PlayerAuctions is a digital marketplace that connects buyers and sellers of various types of gaming genre such as Massively multiplayer online game (MMO) games, First-person shooters (FPS), Multiplayer online battle arena (MOBA), Mobile game, survival games, battle royale game etc. so they can buy and sell digital assets. These include in-game currency (gold, coins, and cash shop currency), items, skins, accounts, power leveling and boosting services, and CD keys for games and applications.

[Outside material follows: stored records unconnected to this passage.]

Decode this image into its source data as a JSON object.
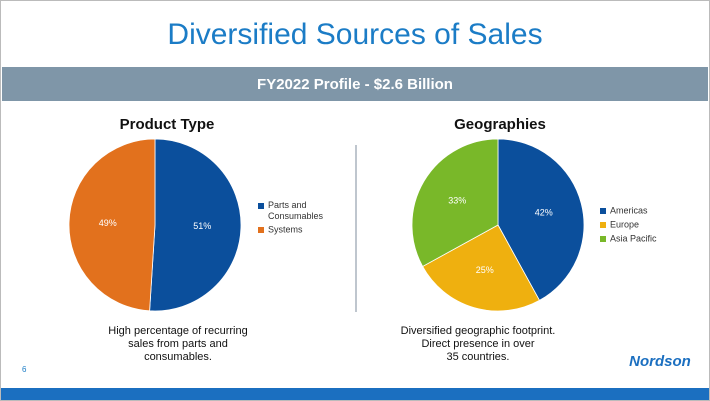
{
  "slide": {
    "title": "Diversified Sources of Sales",
    "banner": "FY2022 Profile - $2.6 Billion",
    "page_number": "6",
    "logo": "Nordson"
  },
  "chart_data": [
    {
      "type": "pie",
      "title": "Product Type",
      "categories": [
        "Parts and Consumables",
        "Systems"
      ],
      "values": [
        51,
        49
      ],
      "value_labels": [
        "51%",
        "49%"
      ],
      "colors": [
        "#0b4f9c",
        "#e2711d"
      ],
      "caption": [
        "High percentage of recurring",
        "sales from parts and",
        "consumables."
      ]
    },
    {
      "type": "pie",
      "title": "Geographies",
      "categories": [
        "Americas",
        "Europe",
        "Asia Pacific"
      ],
      "values": [
        42,
        25,
        33
      ],
      "value_labels": [
        "42%",
        "25%",
        "33%"
      ],
      "colors": [
        "#0b4f9c",
        "#efb00f",
        "#79b829"
      ],
      "caption": [
        "Diversified geographic footprint.",
        "Direct presence in over",
        "35 countries."
      ]
    }
  ]
}
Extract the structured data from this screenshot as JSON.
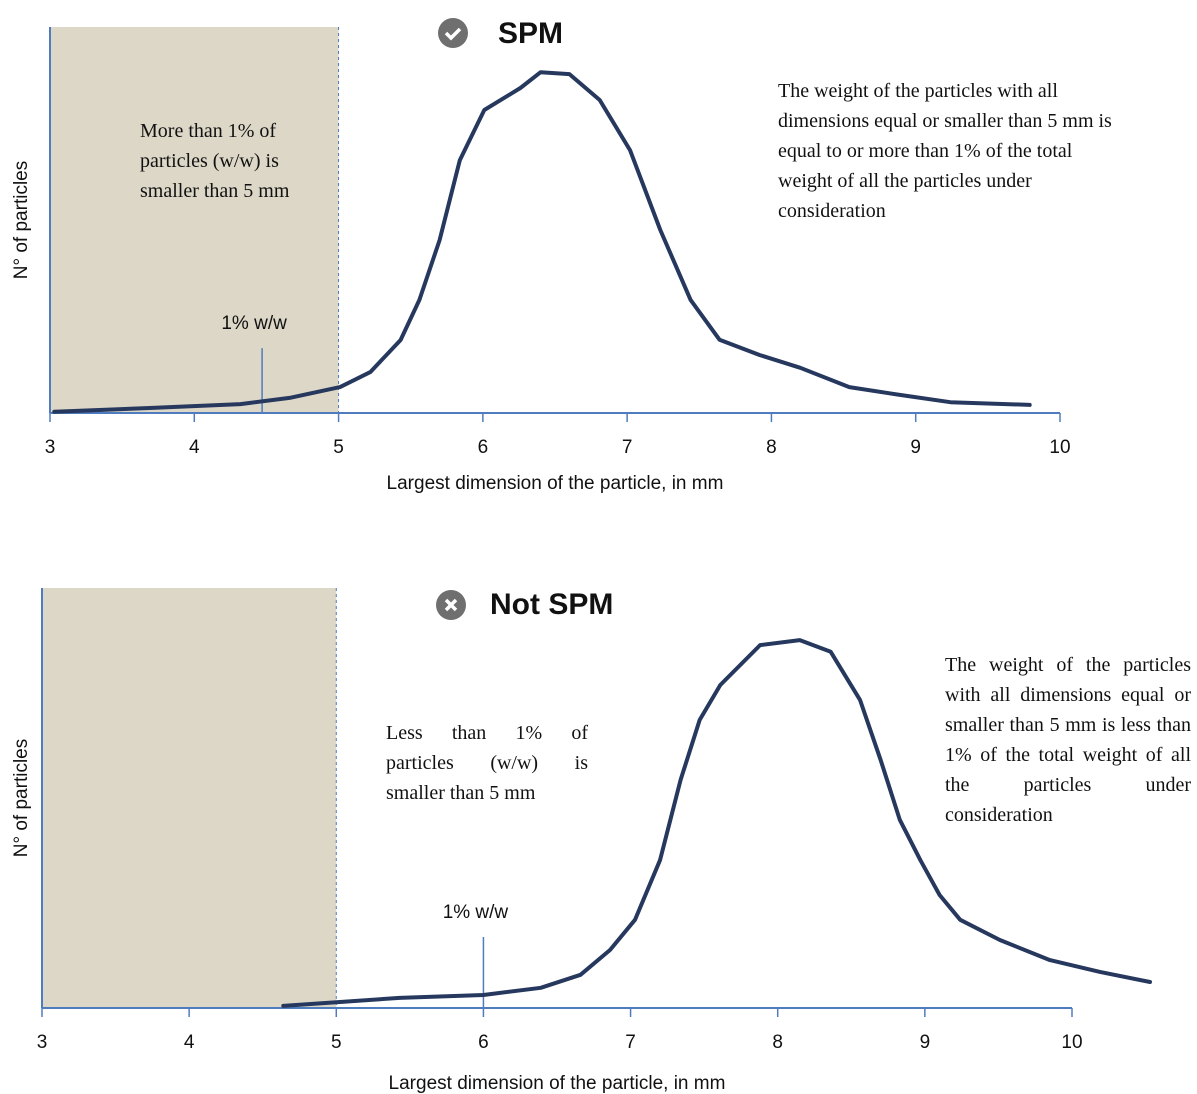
{
  "chart_data": [
    {
      "type": "line",
      "title": "SPM",
      "status": "check",
      "x_label": "Largest dimension of the particle, in mm",
      "y_label": "N° of particles",
      "xlim": [
        3,
        10
      ],
      "xticks": [
        3,
        4,
        5,
        6,
        7,
        8,
        9,
        10
      ],
      "ylim": [
        0,
        100
      ],
      "shade": [
        3,
        5
      ],
      "marker": {
        "x": 4.47,
        "top": 16.8,
        "label": "1% w/w"
      },
      "annotations": [
        "More than 1% of particles (w/w) is smaller than 5 mm",
        "The weight of the particles with all dimensions equal or smaller than 5 mm is equal to or more than 1% of the total weight of all the particles under consideration"
      ],
      "series": [
        {
          "color": "#27385e",
          "x": [
            3.03,
            3.69,
            4.32,
            4.66,
            5.01,
            5.22,
            5.43,
            5.56,
            5.7,
            5.84,
            6.01,
            6.26,
            6.4,
            6.6,
            6.81,
            7.02,
            7.23,
            7.44,
            7.64,
            7.92,
            8.2,
            8.54,
            8.89,
            9.24,
            9.79
          ],
          "values": [
            0.3,
            1.3,
            2.3,
            3.9,
            6.7,
            10.6,
            18.9,
            29.3,
            44.8,
            65.5,
            78.5,
            84.2,
            88.3,
            87.8,
            81.1,
            68.1,
            47.4,
            29.3,
            19.0,
            15.0,
            11.7,
            6.7,
            4.7,
            2.8,
            2.1
          ]
        }
      ]
    },
    {
      "type": "line",
      "title": "Not SPM",
      "status": "cross",
      "x_label": "Largest dimension of the particle, in mm",
      "y_label": "N° of particles",
      "xlim": [
        3,
        10
      ],
      "xticks": [
        3,
        4,
        5,
        6,
        7,
        8,
        9,
        10
      ],
      "ylim": [
        0,
        100
      ],
      "shade": [
        3,
        5
      ],
      "marker": {
        "x": 6.0,
        "top": 16.9,
        "label": "1% w/w"
      },
      "annotations": [
        "Less than 1% of particles (w/w) is smaller than 5 mm",
        "The weight of the particles with all dimensions equal or smaller than 5 mm is less than 1% of the total weight of all the particles under consideration"
      ],
      "series": [
        {
          "color": "#27385e",
          "x": [
            4.64,
            5.43,
            6.0,
            6.39,
            6.66,
            6.86,
            7.03,
            7.2,
            7.34,
            7.47,
            7.61,
            7.88,
            8.15,
            8.36,
            8.56,
            8.7,
            8.83,
            8.97,
            9.1,
            9.24,
            9.51,
            9.85,
            10.19,
            10.53
          ],
          "values": [
            0.5,
            2.4,
            3.1,
            4.8,
            7.9,
            13.8,
            21.0,
            35.2,
            54.3,
            68.6,
            76.9,
            86.4,
            87.6,
            84.8,
            73.3,
            59.0,
            44.8,
            35.2,
            26.9,
            21.0,
            16.2,
            11.4,
            8.6,
            6.2
          ]
        }
      ]
    }
  ]
}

The site is a neutral marketplace that supports player-to-player trading for popular online games such as RuneScape, Old School RuneScape, World of Warcraft, CSGO, PUBG, Path of Exile, League of Legends, Fortnite, Overwatch, GTA V, Warframe, Pokémon Go, Clash of Clans, EverQuest, ArcheAge, Final Fantasy XIV, Apex Legends, The Elder Scrolls Online, Habbo, Fallout 76, and over 250 other games.

Their international office locations: Shanghai

== History ==
PlayerAuctions started in November 1999 as an auction hosting platform for MMORPG players interested in digital asset trading. The buying and selling of in-game assets such as virtual currency is also a practice known as "real money trading" or RMT. On 1 April 2004, the site was purchased by IGE. In July 2007, PlayerAuctions was taken over by Korean digital asset exchange ItemMania. PlayerGuardian technology was introduced by way of a Public Beta in May 2008. The site was then officially relaunched in November 2008.

== Controversy over secondary markets for MMOGs ==
The RMT or secondary market for in-game MMOG assets has been controversial for a number of years, with many publishers forbidding the practice in their end-user license agreements (EULA). However, current research estimates that approximately $1.4 billion (US) dollars of virtual goods are bought and sold by players around the world every year. Pro-RMT advocates argue that the secondary market increases the overall market by keeping "used" goods in circulation and bringing in new players, similar to secondary markets for autos and houses in the real world.